Website Resmi Ponpes Sabilurrosyad Gasek Malang

Khidmah Konten dari Pesantren

Memahami Relasi di Pesantren: Antara Feodalisme dan Hikmah

Ponpesgasek.id – Belakangan ini, media sosial ramai membahas kehidupan santri di pesantren yang dianggap mencerminkan praktik “perbudakan modern.” Pandangan tersebut muncul karena para santri kerap terlihat membantu kebutuhan kiai atau menjalankan berbagai pekerjaan pondok tanpa imbalan material. Sebagian masyarakat menilai hal ini sebagai bentuk ketimpangan sosial. Namun, untuk memahami fenomena tersebut secara utuh, penting membedakan antara konsep feodalisme dan nilai hikmah yang menjadi dasar kehidupan pesantren.

Secara umum, feodalisme dikenal sebagai sistem sosial yang menempatkan kekuasaan dan status sebagai penentu posisi seseorang. Menurut Mulya (2014), feodalisme merupakan bentuk tatanan sosial dan politik yang telah ada sejak lama, ditandai oleh relasi hierarkis antara pihak yang berkuasa dan pihak yang dikuasai. Dalam sistem ini, seseorang sering kali kehilangan otonomi karena peran sosialnya ditentukan oleh kedudukan, bukan oleh kemampuan atau nilai pribadi. Jika hubungan antara kiai dan santri dilihat hanya dari kacamata feodalisme, maka muncul kesan bahwa santri berada pada posisi yang lebih rendah dan hanya berperan melayani.
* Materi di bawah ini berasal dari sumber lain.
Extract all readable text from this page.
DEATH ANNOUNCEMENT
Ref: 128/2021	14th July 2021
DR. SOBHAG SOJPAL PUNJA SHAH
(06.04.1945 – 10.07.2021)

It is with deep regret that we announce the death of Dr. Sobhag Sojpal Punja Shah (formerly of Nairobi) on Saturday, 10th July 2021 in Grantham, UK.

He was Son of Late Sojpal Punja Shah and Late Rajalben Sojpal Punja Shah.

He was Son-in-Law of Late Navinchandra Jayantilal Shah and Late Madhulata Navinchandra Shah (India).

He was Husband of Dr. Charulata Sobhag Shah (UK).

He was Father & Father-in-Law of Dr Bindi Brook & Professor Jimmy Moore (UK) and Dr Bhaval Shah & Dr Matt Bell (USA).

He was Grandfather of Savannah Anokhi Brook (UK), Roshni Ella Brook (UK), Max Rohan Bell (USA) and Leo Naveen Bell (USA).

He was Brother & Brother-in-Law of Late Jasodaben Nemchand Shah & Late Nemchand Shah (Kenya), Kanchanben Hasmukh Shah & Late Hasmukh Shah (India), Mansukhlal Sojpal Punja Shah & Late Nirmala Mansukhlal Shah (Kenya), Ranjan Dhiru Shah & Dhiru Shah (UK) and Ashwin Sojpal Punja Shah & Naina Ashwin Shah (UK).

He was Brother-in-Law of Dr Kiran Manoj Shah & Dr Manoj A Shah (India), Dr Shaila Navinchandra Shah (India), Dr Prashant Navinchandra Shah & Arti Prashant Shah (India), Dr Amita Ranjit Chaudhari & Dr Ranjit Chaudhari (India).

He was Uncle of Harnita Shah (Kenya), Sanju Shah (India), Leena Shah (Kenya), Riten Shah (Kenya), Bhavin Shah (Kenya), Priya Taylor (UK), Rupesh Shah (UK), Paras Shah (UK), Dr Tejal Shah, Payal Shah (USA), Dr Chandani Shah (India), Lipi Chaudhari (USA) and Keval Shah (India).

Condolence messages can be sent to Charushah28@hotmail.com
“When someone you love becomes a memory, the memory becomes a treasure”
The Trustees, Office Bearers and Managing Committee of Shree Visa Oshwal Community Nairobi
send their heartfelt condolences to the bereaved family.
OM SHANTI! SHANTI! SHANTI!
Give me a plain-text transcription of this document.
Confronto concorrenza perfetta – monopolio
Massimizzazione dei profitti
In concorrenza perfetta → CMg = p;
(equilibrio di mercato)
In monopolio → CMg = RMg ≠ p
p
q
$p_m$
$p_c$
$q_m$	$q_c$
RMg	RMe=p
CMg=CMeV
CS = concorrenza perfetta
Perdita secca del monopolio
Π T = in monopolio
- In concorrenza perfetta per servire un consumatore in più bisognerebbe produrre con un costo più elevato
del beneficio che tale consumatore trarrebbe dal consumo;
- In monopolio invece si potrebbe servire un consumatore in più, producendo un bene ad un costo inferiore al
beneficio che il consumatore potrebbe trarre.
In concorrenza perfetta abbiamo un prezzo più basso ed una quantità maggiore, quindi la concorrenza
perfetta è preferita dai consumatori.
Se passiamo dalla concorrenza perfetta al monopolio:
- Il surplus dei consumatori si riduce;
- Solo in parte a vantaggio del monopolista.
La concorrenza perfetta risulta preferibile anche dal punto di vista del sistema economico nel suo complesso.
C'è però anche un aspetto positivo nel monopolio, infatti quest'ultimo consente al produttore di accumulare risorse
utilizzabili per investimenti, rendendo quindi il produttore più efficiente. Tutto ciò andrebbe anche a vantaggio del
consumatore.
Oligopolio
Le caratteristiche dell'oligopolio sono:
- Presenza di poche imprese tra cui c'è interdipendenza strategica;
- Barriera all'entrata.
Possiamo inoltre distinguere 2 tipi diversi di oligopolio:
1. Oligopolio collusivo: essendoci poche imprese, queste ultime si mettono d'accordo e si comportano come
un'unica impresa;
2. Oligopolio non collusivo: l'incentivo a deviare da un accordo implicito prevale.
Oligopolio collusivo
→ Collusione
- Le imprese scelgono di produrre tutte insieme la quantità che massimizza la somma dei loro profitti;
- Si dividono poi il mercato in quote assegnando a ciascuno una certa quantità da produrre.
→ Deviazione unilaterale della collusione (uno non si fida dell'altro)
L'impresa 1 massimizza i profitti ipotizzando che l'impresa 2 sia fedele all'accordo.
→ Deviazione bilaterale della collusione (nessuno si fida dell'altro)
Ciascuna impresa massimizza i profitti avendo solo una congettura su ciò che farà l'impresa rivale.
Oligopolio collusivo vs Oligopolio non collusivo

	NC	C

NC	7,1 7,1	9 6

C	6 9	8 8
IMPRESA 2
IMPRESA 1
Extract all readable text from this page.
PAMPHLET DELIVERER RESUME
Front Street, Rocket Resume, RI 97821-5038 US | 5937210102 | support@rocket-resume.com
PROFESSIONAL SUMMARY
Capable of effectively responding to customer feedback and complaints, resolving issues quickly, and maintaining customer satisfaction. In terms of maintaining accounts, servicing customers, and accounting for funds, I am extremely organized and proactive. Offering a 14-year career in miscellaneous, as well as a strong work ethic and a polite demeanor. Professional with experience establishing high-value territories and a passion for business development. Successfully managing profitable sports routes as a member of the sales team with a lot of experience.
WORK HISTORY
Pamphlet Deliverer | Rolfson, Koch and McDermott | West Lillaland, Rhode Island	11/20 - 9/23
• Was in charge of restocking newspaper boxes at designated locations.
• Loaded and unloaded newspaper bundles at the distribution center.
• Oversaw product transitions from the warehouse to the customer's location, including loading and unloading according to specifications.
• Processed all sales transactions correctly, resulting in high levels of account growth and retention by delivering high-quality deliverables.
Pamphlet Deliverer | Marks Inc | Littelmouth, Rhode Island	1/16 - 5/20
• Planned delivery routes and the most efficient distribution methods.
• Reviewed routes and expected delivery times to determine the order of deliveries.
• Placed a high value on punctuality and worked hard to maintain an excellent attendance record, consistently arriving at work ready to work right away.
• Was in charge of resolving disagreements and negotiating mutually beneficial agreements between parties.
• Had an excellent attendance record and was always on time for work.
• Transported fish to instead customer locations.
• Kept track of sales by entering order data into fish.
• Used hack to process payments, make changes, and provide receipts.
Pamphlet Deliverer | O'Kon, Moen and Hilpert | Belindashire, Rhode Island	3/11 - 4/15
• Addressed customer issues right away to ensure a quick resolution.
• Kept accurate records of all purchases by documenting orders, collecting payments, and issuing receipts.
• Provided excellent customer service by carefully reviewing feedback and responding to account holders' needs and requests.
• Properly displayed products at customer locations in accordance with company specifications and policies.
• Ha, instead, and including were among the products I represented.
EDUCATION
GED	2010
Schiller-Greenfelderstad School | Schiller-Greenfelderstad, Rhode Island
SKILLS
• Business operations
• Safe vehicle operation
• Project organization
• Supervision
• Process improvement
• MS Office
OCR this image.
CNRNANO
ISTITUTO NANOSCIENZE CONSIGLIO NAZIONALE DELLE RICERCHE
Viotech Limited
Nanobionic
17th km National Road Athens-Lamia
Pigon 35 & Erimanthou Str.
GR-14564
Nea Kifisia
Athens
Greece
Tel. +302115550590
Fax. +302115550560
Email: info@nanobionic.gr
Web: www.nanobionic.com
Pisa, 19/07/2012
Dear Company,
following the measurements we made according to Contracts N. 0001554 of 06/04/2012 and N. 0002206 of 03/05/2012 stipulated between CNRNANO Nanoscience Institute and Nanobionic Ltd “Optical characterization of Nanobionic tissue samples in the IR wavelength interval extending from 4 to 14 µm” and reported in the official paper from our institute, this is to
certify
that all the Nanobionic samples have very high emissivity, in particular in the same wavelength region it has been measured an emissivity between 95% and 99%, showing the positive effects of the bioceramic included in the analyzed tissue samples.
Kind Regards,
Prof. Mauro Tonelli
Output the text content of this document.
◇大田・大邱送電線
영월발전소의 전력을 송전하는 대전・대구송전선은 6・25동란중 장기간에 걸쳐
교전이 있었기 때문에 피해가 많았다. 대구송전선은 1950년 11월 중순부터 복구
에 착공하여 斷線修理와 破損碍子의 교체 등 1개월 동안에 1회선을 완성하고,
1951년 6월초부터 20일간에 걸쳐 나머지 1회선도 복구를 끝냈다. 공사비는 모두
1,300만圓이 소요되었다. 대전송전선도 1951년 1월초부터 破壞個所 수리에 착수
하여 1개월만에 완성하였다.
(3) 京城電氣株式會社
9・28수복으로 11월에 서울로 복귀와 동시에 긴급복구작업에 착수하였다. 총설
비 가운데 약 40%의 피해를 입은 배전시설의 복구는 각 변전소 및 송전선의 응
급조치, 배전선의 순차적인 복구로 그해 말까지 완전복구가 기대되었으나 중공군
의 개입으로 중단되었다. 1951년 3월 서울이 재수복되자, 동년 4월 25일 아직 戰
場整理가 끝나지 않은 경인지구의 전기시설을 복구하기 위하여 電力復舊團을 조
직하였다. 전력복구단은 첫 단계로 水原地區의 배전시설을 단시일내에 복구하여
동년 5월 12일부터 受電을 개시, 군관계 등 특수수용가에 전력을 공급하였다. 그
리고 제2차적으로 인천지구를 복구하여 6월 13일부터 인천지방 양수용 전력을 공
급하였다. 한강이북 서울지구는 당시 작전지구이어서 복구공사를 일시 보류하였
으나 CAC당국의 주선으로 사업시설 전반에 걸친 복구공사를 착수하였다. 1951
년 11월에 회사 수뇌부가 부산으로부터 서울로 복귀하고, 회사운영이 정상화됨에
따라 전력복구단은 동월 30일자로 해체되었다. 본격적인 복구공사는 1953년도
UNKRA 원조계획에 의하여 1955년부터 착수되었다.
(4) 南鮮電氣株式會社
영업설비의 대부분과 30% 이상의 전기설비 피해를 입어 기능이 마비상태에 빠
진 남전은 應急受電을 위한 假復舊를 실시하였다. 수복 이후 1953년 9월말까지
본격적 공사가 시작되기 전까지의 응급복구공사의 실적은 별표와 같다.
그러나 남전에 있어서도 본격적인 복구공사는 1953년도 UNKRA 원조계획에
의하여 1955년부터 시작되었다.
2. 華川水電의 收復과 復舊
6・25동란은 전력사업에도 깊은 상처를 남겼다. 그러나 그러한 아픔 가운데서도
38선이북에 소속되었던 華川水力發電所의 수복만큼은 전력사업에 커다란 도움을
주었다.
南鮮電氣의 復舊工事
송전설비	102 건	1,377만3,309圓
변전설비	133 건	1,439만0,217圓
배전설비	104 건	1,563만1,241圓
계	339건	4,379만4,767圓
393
Namun, dalam tradisi pesantren, hubungan tersebut tidak semata-mata bersifat hierarkis, melainkan berakar pada nilai-nilai keilmuan dan adab. Hikmah yang kita tahu yaitu relasi berdasarkan ilmu dan adab. Dalam Ta‘lim al-Muta‘allim, al-Zarnuji mengaitkan hikmah dengan adab dan pengamalan ilmu yang mana hikmah berarti kemampuan mengintegrasikan pengetahuan dan amal dalam bingkai ketakwaan, sehingga ilmu memberi manfaat (al-ʿilm al-nafiʿ) dan membawa seseorang kepada kebenaran (ḥaqq). Dengan demikian, praktik membantu atau melayani di lingkungan pesantren dapat dimaknai sebagai bagian dari proses pendidikan karakter dan pembentukan keikhlasan, bukan sekadar relasi kuasa. Santri belajar melalui pengabdian dan keteladanan, sementara kiai berperan sebagai pembimbing spiritual dan intelektual.

Dalam konteks ini, pesantren dapat dipahami bukan sebagai sistem kekuasaan, tetapi sebagai sistem pembelajaran yang menekankan nilai moral, kemandirian, dan penghormatan terhadap ilmu. Perbedaan persepsi antara pihak luar dan internal pesantren sering muncul karena sudut pandang yang berbeda terhadap praktik sehari-hari di lingkungan tersebut.

Sebagai penutup, feodalisme dan hikmah memiliki landasan yang berbeda. Feodalisme berangkat dari keinginan untuk menguasai, sedangkan hikmah berangkat dari dorongan untuk memahami dan memperbaiki diri. Keduanya bisa tampak serupa dalam bentuk luar—yakni adanya penghormatan atau kepatuhan—namun berbeda dalam makna dan tujuan. Pemahaman yang seimbang diperlukan agar kritik terhadap praktik sosial di pesantren tetap berlandaskan pada fakta dan konteks yang tepat.